Nebojsa Vujovic, the Yugoslav chargé d'affaires in Washington, told CNN that, in case of a NATO attack, the Yugoslav army would defend the country.

He added that Belgrade would also appeal to the United Nations and the Organization for Security and Cooperation in Europe, which is Europe's main security body.

After Belgrade declared a state of emergency -- its first since World War II -- Serb forces were ordered to disperse to hide from bombings and try to keep the country's grip on Kosovo, where government troops were still battling the ethnic Albanian separatists.

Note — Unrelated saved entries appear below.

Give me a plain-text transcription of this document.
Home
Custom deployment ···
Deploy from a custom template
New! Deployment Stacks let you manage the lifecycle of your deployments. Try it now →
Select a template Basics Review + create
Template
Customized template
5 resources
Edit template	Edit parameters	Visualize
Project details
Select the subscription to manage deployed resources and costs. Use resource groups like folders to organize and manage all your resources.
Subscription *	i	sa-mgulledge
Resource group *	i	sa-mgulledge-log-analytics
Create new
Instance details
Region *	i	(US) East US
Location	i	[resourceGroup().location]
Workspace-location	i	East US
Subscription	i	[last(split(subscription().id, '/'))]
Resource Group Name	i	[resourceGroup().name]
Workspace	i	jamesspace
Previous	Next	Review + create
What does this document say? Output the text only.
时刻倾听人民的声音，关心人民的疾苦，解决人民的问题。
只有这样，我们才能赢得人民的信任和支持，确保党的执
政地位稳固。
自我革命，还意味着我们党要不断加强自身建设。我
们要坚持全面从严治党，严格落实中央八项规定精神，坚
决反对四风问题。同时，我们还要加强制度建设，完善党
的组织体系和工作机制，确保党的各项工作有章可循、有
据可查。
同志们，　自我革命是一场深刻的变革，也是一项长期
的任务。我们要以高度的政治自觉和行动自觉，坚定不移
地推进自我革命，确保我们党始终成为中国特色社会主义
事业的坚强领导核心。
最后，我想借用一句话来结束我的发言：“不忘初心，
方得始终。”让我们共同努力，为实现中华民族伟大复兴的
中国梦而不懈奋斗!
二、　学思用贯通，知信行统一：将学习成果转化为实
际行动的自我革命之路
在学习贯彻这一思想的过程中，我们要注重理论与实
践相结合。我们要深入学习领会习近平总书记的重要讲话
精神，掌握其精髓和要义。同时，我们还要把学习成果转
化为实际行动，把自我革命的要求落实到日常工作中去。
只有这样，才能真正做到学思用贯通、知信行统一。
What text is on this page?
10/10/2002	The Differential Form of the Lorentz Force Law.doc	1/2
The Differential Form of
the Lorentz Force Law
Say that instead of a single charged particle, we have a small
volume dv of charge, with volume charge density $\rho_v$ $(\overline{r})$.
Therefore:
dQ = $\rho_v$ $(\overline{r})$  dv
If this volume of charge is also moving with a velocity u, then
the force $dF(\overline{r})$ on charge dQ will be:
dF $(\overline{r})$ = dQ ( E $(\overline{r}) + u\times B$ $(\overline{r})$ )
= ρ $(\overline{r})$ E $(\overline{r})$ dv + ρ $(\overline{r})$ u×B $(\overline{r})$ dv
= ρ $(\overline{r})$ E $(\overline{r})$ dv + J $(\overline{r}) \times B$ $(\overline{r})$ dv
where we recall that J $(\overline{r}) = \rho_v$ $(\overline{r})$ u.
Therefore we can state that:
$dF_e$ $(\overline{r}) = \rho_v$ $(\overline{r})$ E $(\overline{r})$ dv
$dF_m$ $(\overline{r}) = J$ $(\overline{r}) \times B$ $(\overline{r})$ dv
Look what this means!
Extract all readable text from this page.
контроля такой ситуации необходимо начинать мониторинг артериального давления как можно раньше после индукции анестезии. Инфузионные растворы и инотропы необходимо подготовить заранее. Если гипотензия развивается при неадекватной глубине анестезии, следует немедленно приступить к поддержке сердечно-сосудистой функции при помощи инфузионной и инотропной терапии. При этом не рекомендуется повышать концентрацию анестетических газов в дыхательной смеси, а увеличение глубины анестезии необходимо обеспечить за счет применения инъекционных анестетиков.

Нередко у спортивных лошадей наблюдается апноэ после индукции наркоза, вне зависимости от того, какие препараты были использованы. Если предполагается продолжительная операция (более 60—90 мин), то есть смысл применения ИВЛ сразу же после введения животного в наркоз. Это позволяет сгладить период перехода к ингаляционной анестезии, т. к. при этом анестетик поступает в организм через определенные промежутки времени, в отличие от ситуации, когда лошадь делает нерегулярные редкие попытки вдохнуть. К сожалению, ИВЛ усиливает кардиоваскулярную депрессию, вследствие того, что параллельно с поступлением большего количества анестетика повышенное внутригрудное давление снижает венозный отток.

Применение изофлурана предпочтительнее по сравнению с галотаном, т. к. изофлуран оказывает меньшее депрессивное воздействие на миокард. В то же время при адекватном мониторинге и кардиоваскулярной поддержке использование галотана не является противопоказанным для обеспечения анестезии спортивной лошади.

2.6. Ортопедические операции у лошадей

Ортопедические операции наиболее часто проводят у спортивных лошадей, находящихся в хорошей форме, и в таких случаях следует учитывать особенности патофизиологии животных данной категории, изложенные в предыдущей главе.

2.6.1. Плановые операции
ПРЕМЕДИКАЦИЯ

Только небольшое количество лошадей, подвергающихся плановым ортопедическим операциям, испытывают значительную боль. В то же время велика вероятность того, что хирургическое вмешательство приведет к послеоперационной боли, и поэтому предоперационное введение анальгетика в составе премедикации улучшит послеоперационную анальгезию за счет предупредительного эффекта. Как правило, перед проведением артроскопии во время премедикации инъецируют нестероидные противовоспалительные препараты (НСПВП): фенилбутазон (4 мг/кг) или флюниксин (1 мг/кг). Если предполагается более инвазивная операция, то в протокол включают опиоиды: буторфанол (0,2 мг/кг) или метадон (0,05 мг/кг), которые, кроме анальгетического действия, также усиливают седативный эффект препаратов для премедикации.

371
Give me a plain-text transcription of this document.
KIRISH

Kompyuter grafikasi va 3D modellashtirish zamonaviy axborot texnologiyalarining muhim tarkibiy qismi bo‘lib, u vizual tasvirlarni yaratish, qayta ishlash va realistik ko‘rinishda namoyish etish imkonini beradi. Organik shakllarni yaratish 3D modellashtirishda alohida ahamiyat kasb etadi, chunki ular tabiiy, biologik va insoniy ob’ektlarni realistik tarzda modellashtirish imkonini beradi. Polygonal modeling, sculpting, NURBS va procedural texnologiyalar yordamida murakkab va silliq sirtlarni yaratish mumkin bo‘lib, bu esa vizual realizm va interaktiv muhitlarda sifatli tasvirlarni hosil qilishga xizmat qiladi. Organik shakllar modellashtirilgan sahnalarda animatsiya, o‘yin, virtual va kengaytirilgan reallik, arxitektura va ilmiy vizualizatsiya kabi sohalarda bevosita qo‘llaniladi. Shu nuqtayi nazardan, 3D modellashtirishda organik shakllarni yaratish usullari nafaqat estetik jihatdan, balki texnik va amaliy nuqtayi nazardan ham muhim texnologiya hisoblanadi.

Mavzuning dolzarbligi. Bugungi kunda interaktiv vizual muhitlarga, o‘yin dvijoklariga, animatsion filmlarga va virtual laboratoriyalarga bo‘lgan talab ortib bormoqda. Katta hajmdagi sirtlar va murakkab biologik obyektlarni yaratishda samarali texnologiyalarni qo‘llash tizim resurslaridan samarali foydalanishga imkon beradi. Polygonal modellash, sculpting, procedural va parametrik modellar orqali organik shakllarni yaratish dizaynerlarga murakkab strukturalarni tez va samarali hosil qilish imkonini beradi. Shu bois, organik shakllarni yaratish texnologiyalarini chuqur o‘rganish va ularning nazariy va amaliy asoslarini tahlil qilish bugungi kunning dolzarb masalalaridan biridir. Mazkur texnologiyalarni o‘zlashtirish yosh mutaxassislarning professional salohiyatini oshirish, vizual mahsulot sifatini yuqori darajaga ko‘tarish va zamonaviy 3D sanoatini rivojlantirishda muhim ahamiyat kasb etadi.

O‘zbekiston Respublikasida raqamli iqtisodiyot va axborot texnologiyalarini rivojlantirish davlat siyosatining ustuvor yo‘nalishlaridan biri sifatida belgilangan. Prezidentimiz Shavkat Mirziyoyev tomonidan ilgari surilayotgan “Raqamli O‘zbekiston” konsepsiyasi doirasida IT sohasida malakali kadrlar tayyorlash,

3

Media published instructions from the Belgrade City Council warning citizens to gather food and necessities to take to bomb shelters in the event of an air raid, as well as how to signal rescue workers from under the rubble of a devastated building.

"Be calm, do not panic, but be decisive," the instructions said.

International media operations shut down

 

The Yugoslav government on Wednesday also moved against the international media and its ability to transmit from Belgrade.

CNN reporters said plainclothes policemen came to a transmission site and told reporters to face the wall while officials removed pieces of equipment essential for transmitting television signals.

The officials issued no official warning, but simply removed the key pieces of equipment. The move also blocked television transmission by the European Broadcasting Union.

Belgrade officials pull the plug on independent radio station B-92

Earlier, Serb authorities closed Belgrade's independent radio station, B-92, saying it had exceeded its authorized transmitting power. The station's editor was arrested.

Regional countries on alert

Neighboring nations also were put on alert.

Albania and Bulgaria received assurances of NATO support in a letter from Solana.

And Macedonia worried about the possible consequences to its own fragile stability, especially with some 12,000 NATO troops in its territory preparing for a possible mission in Kosovo.

Montenegro, Serbia's junior partner in the Federal Republic of Yugoslavia, refused to join in the declaration of a state of emergency.

Montenegrin authorities, who have criticized Milosevic's tactics in Kosovo, announced last month that they would be neutral in any conflict with NATO.